A Tale of Woe

Truth in History By Oscar Handlin Harvard University Press, $17.50

NOT EVERYONE tells the truth.

Historians in our society have the awesome and tedious burden of recounting events with accuracy. Handlin, University Professor of History and dean of American historians, has found fault with the work of some of his predecessors and colleagues. Oscar Handlin is a disappointed man.

In a collection of ominous essays and magazine reprints, Handlin charges his profession with moral violations. He grades each period of historical study and finds the record worsening with time--giving the lowest marks to the 1970s. But historians began slipping up much earlier, altogether missing the goal of accurate interpretation.

Handlin partially blames the discipline itself with the failure to stick to its moral rules. In a preposterous effort to attract students to college history departments, Handling says, the "misdirected search for clients obscured the genuine values of the discipline." History tried too hard to be like other social sciences and bend with the times. Students wanted something useful in the real world, but history's archaic tenants failed to fit the description. So some professors tried to bend with the times like other social scientists, which as Handlin said, could only lead to the end of the discipline.

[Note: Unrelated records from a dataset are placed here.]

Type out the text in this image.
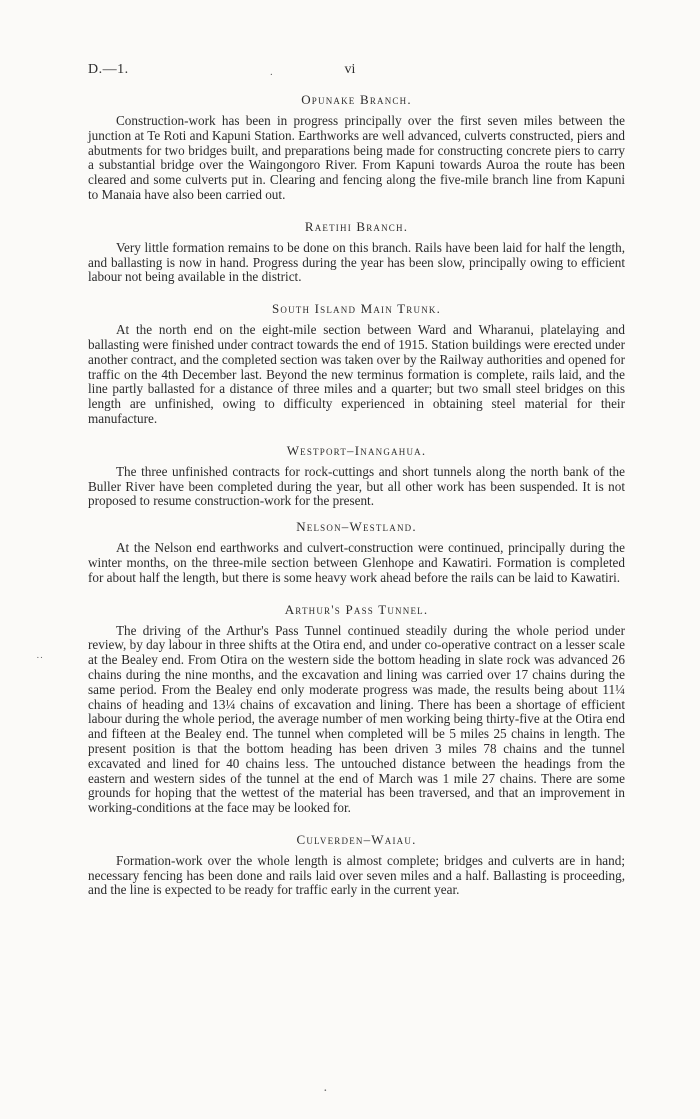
D.—1.	vi
.
˙˙
·
Opunake Branch.

Construction-work has been in progress principally over the first seven miles between the junction at Te Roti and Kapuni Station. Earthworks are well advanced, culverts constructed, piers and abutments for two bridges built, and preparations being made for constructing concrete piers to carry a substantial bridge over the Waingongoro River. From Kapuni towards Auroa the route has been cleared and some culverts put in. Clearing and fencing along the five-mile branch line from Kapuni to Manaia have also been carried out.

Raetihi Branch.

Very little formation remains to be done on this branch. Rails have been laid for half the length, and ballasting is now in hand. Progress during the year has been slow, principally owing to efficient labour not being available in the district.

South Island Main Trunk.

At the north end on the eight-mile section between Ward and Wharanui, platelaying and ballasting were finished under contract towards the end of 1915. Station buildings were erected under another contract, and the completed section was taken over by the Railway authorities and opened for traffic on the 4th December last. Beyond the new terminus formation is complete, rails laid, and the line partly ballasted for a distance of three miles and a quarter; but two small steel bridges on this length are unfinished, owing to difficulty experienced in obtaining steel material for their manufacture.

Westport–Inangahua.

The three unfinished contracts for rock-cuttings and short tunnels along the north bank of the Buller River have been completed during the year, but all other work has been suspended. It is not proposed to resume construction-work for the present.

Nelson–Westland.

At the Nelson end earthworks and culvert-construction were continued, principally during the winter months, on the three-mile section between Glenhope and Kawatiri. Formation is completed for about half the length, but there is some heavy work ahead before the rails can be laid to Kawatiri.

Arthur's Pass Tunnel.

The driving of the Arthur's Pass Tunnel continued steadily during the whole period under review, by day labour in three shifts at the Otira end, and under co-operative contract on a lesser scale at the Bealey end. From Otira on the western side the bottom heading in slate rock was advanced 26 chains during the nine months, and the excavation and lining was carried over 17 chains during the same period. From the Bealey end only moderate progress was made, the results being about 11¼ chains of heading and 13¼ chains of excavation and lining. There has been a shortage of efficient labour during the whole period, the average number of men working being thirty-five at the Otira end and fifteen at the Bealey end. The tunnel when completed will be 5 miles 25 chains in length. The present position is that the bottom heading has been driven 3 miles 78 chains and the tunnel excavated and lined for 40 chains less. The untouched distance between the headings from the eastern and western sides of the tunnel at the end of March was 1 mile 27 chains. There are some grounds for hoping that the wettest of the material has been traversed, and that an improvement in working-conditions at the face may be looked for.

Culverden–Waiau.

Formation-work over the whole length is almost complete; bridges and culverts are in hand; necessary fencing has been done and rails laid over seven miles and a half. Ballasting is proceeding, and the line is expected to be ready for traffic early in the current year.
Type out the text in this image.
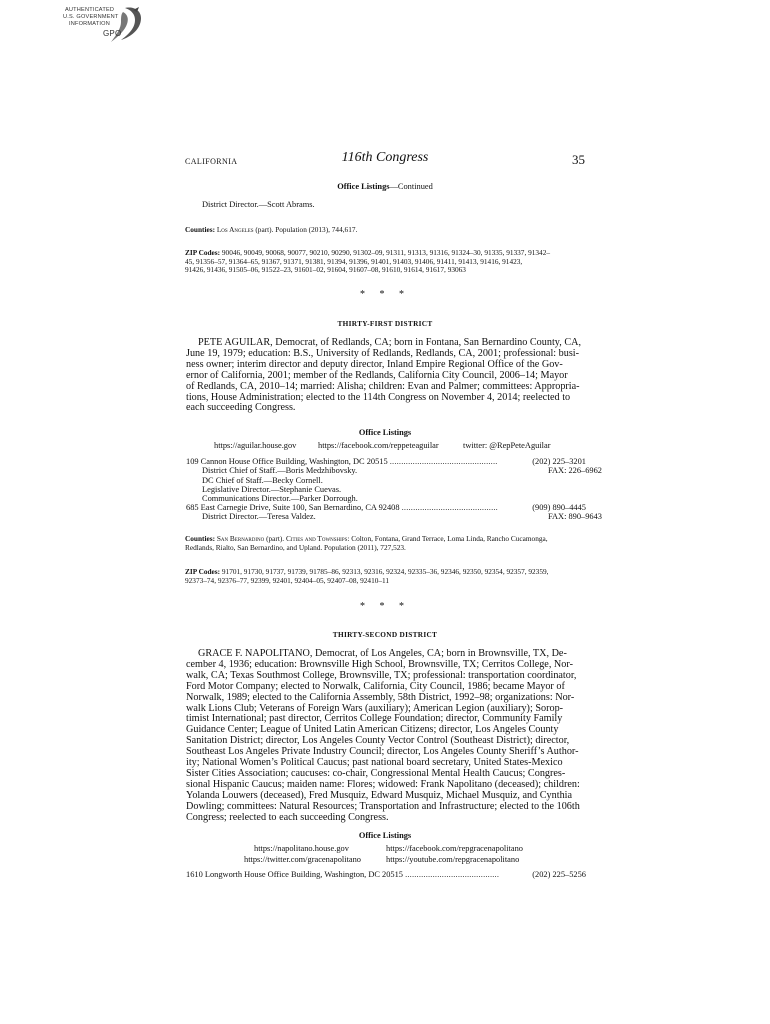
AUTHENTICATED
U.S. GOVERNMENT
INFORMATION
GPO
CALIFORNIA	116th Congress	35
Office Listings—Continued
District Director.—Scott Abrams.
Counties: Los Angeles (part). Population (2013), 744,617.
ZIP Codes: 90046, 90049, 90068, 90077, 90210, 90290, 91302–09, 91311, 91313, 91316, 91324–30, 91335, 91337, 91342–
45, 91356–57, 91364–65, 91367, 91371, 91381, 91394, 91396, 91401, 91403, 91406, 91411, 91413, 91416, 91423,
91426, 91436, 91505–06, 91522–23, 91601–02, 91604, 91607–08, 91610, 91614, 91617, 93063
* * *
THIRTY-FIRST DISTRICT
PETE AGUILAR, Democrat, of Redlands, CA; born in Fontana, San Bernardino County, CA,
June 19, 1979; education: B.S., University of Redlands, Redlands, CA, 2001; professional: busi-
ness owner; interim director and deputy director, Inland Empire Regional Office of the Gov-
ernor of California, 2001; member of the Redlands, California City Council, 2006–14; Mayor
of Redlands, CA, 2010–14; married: Alisha; children: Evan and Palmer; committees: Appropria-
tions, House Administration; elected to the 114th Congress on November 4, 2014; reelected to
each succeeding Congress.
Office Listings
https://aguilar.house.gov	https://facebook.com/reppeteaguilar	twitter: @RepPeteAguilar
109 Cannon House Office Building, Washington, DC 20515 ...............................................	(202) 225–3201
District Chief of Staff.—Boris Medzhibovsky.	FAX: 226–6962
DC Chief of Staff.—Becky Cornell.
Legislative Director.—Stephanie Cuevas.
Communications Director.—Parker Dorrough.
685 East Carnegie Drive, Suite 100, San Bernardino, CA 92408 ..........................................	(909) 890–4445
District Director.—Teresa Valdez.	FAX: 890–9643
Counties: San Bernardino (part). Cities and Townships: Colton, Fontana, Grand Terrace, Loma Linda, Rancho Cucamonga,
Redlands, Rialto, San Bernardino, and Upland. Population (2011), 727,523.
ZIP Codes: 91701, 91730, 91737, 91739, 91785–86, 92313, 92316, 92324, 92335–36, 92346, 92350, 92354, 92357, 92359,
92373–74, 92376–77, 92399, 92401, 92404–05, 92407–08, 92410–11
* * *
THIRTY-SECOND DISTRICT
GRACE F. NAPOLITANO, Democrat, of Los Angeles, CA; born in Brownsville, TX, De-
cember 4, 1936; education: Brownsville High School, Brownsville, TX; Cerritos College, Nor-
walk, CA; Texas Southmost College, Brownsville, TX; professional: transportation coordinator,
Ford Motor Company; elected to Norwalk, California, City Council, 1986; became Mayor of
Norwalk, 1989; elected to the California Assembly, 58th District, 1992–98; organizations: Nor-
walk Lions Club; Veterans of Foreign Wars (auxiliary); American Legion (auxiliary); Sorop-
timist International; past director, Cerritos College Foundation; director, Community Family
Guidance Center; League of United Latin American Citizens; director, Los Angeles County
Sanitation District; director, Los Angeles County Vector Control (Southeast District); director,
Southeast Los Angeles Private Industry Council; director, Los Angeles County Sheriff’s Author-
ity; National Women’s Political Caucus; past national board secretary, United States-Mexico
Sister Cities Association; caucuses: co-chair, Congressional Mental Health Caucus; Congres-
sional Hispanic Caucus; maiden name: Flores; widowed: Frank Napolitano (deceased); children:
Yolanda Louwers (deceased), Fred Musquiz, Edward Musquiz, Michael Musquiz, and Cynthia
Dowling; committees: Natural Resources; Transportation and Infrastructure; elected to the 106th
Congress; reelected to each succeeding Congress.
Office Listings
https://napolitano.house.gov	https://facebook.com/repgracenapolitano
https://twitter.com/gracenapolitano	https://youtube.com/repgracenapolitano
1610 Longworth House Office Building, Washington, DC 20515 .........................................	(202) 225–5256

But have no fear history majors, Handlin is here to save you.


Inattention to research skills inevitably leads to the problems in telling the truth, he argues, Handlin pokes his finger here and there at the naughty historians, mentioning places and points where they have strayed from the ideal. However, his explanation of what went wrong doesn't surface until halfway through the book, after he gives a detailed list of research how-tos for the history major. Handlin repeatedly argues that speculation on the psychological behavior of historical figures does not belong in a history book: subjective data on Hitler's bisexuality or Nixon's insecurity are the stuff of trashy novels.

Hence he sees a need for a renewed commitment to truth and accuracy in history.

Handlin has sharp words for those who have fallen prey to the theory-without-evidence mode of historical accounting. He believes in sticking to the facts--even though at times the "provable facts" were actually incorrect. Works such as U.B. Phillips' American Negro Slavery, written in 1929, distorted the facts of history when they included as a "proven fact" that blacks were racially inferior. Although we are never told quite why, Handlin finds these illusions forgivable.

Their deficiencies as overall interpretations did not drain the single-factor theories of the capacity for furnishing specific insights to the prudent scholar.

What specific insights? Handlin felt they were important enough to uphold entire works, but not relevant enough to explain to his readers.

Handlin includes a string of essays for the new historian on how to deal with evidence more carefully: how to read a word, count a number and so on. He cites an under current of feeling in historical writing call "faction," a bungling combination of fact and fiction. For the '70s, faction appears to be in vogue.

Handlin calls Gore Vidal's Burr and 1876 "inventions that disguised the poisonous portrayal of the early Republic in a fantastic tale of corruption, greed and sex." In a chapter entitled "The Diet of a Ravenous Public," Handlin rips the 'factional' historians to shreds. He assails Ragtime, calling "racial prejudice the crutch on which the book limps along," and renders equal treatment to critics that lapped it up.

Poor Professor Handlin--his true life's work has been abused and distorted by faction writers. Mario Puzo, author of Fortunate Pilgrim, betrayed the historical method in fabricating "the shiny Godfarther" less than ten years later. And television, that boxed perpetrator of evil, flaunts docudramas such as "Washington Behind Closed Doors," and "Truman at Potsdam."

The greatest tragedy of all was that book by that man who claims he descended from the village of Juffure. How dare Alex Haley label Roots nonfiction! Haley's crime was worse because he not only cribbed some information from Margaret Walker's Jubilee, but also totally fabricated the rest.

The market cried for a book as laden with sex and violence as Godfather, like it, fiction suggested by fact and validated by history, but heated with a little racial spice.